Когда я утром пришел в приемную президента, его помощница, Наталья Леонидовна Тимофеева, сказала, что у него сейчас идет «оперативка» — совещание с вице-президентами и главным ученым секретарем Академии Г. К. Скрябиным, нужно подождать окончания. Я стал ждать, разговаривая с Н. Л. о Сахарове, которого она помнила еще со времен его молодости. В это время в приемную буквально влетел еще довольно молодой, энергичный академик N и уже на ходу начал громко говорить, почти кричать: «Товарищи, вы понимаете, что происходит? Вы представляете себе, что будет, если Сахаров умрет? Все наши международные научные программы, все связи полетят к черту, с нами никто не захочет иметь дела!» Узнав, что у президента идет совещание, он убежал куда-то и, появившись минут через десять, сообщил: «Они обсуждают именно этот вопрос. Представитель КГБ заявил, что ни в коем случае нельзя отступать, положение под контролем и опасаться нечего. Говорит: если уступить, «они нам совсем сядут на голову». И по-прежнему возбужденный, опять убежал. Вскоре он снова появился и сообщил: «Вице-президенты уговаривают Анатолия Петровича поехать прямо к Брежневу, а он упирается». Действительно, для А.П. обратиться к Брежневу через голову КГБ означало вступить в прямой конфликт с этой грозной и мощной организацией. Легко понять Александрова — решиться на такой шаг было непросто.

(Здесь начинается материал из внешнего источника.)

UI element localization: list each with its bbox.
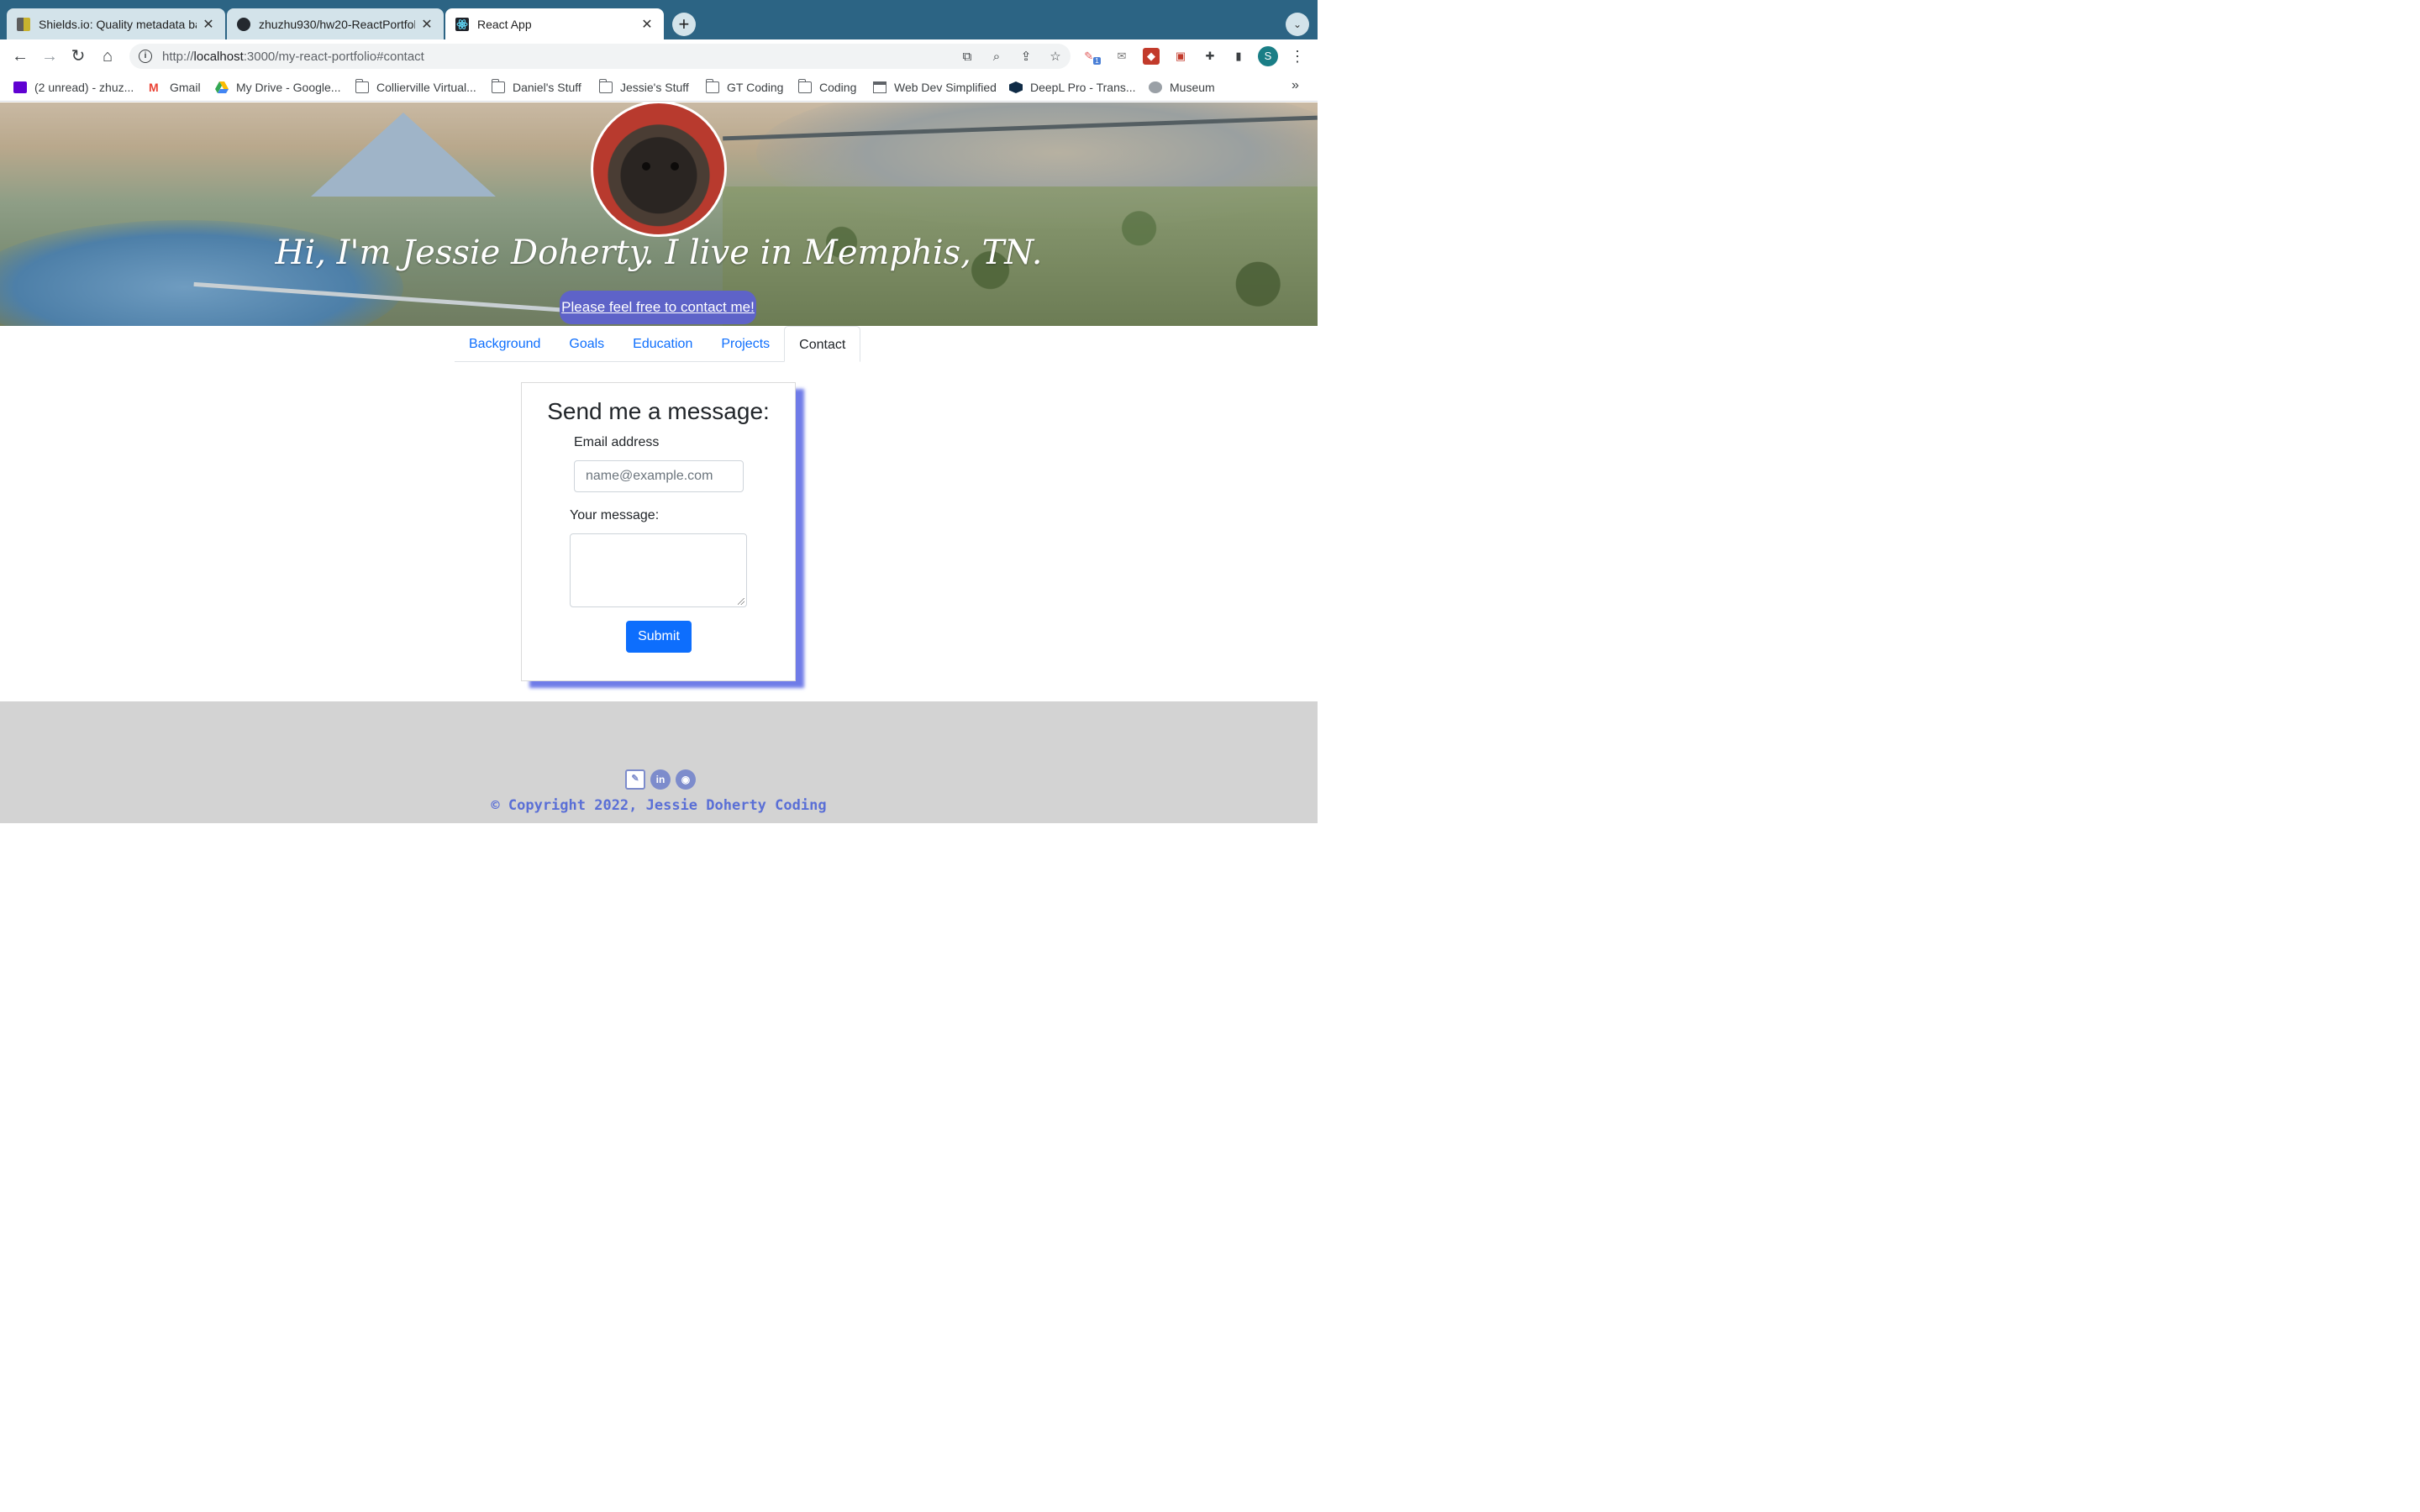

В этот момент ко мне подошел один видный физик-теоретик и стал рассказывать о своей идее, касавшейся трансформации Вселенной в течение первых нескольких минут после начала расширения. Я и вообще-то не специалист в этих вопросах, а тут, как и все последние дни и ночи, я был внутри весь напряжен, в голове металось что-то беспорядочное и гнетущее. Я ничего не воспринимал и только механически выдавливал из себя: «А!.. Да!.. Интересно…» «Вот, — сказал этот теоретик, — через две недели поеду на Пагуошское совещание за границу, а через два месяца в Англию обсудить все это с таким-то» (он назвал очень крупного ученого). Здесь N не выдержал и вмешался: «Может быть вы можете предсказать, что будет со Вселенной через три минуты после начала расширения, но вы ничего не понимаете в том, что будет через две недели. Если Сахаров умрет, можете сдавать свои загранпаспорта, никуда вы не поедете». Тот замолчал и ушел, смущенный.
Наконец Наталья Леонидовна сказала, что я могу заходить. Анатолий Петрович сидел за своим столом, раздраженный, хмурый, даже злой. Я стал ему говорить, что понимаю трудность его положения, не могу посоветовать ничего решительного, но прошу принять Лизу — может быть, это поможет найти выход, какой-нибудь компромисс. В общем, как я не имел четкого плана раньше, так и здесь говорил, сам не уверенный, что это к чему-нибудь приведет. Просто хотел помочь Лизе. Настаивать на обращении к Брежневу после того, как я узнал, что его толкают на это вице-президенты, казалось бессмысленным. Но была одна «задняя идея»: личный контакт с человеком всегда производит благоприятное действие, большее, чем любые разговоры о нем[177]
.Александров раздраженно стал говорить, что ничего не может сделать, все это не в его ведении. «Вот, видите — все это телеграммы протеста из-за границы», — указал он на свой стол (который сплошь, без остатка был покрыт тесно и аккуратно уложенными пачками телеграмм) и неудачно добавил: «В Академии только в Москве 7000 сотрудников, и у всех какие-то семейные дела, я не могу в них влезать». Я возразил: «Я понимаю, от них у вас и так много забот, но сколько сахаровых приходится на столетие?» «Не могу я ничего сделать», — повторил он. Я ушел, сказав снова: «Подумайте, может быть, приняв Лизу, что-либо и придумаете». В общем, как я уже говорил, визит был нелепый, но то, что я увидел и услышал, особенно о позиции КГБ, вероятно, стоило рассказать.
Ясно было (и я это точно знаю), что на А. П. давили не только те, кто опасался лишь разрыва научных связей, но и те, кому Андрей Дмитриевич был дорог как уникальная личность, просто как человек, вызывавший любовь и восхищение. Иногда слова о возможном разрыве связей были лишь «рациональным прикрытием» для более личных чувств. Я не знаю точно, как оно произошло, но Анатолий Петрович в конце концов преодолел себя и совершил этот поступок — поехал к Брежневу, который решил вопрос: «Пусть уезжает». Жизнь Андрея Дмитриевича на этот раз была спасена без большого урона для здоровья.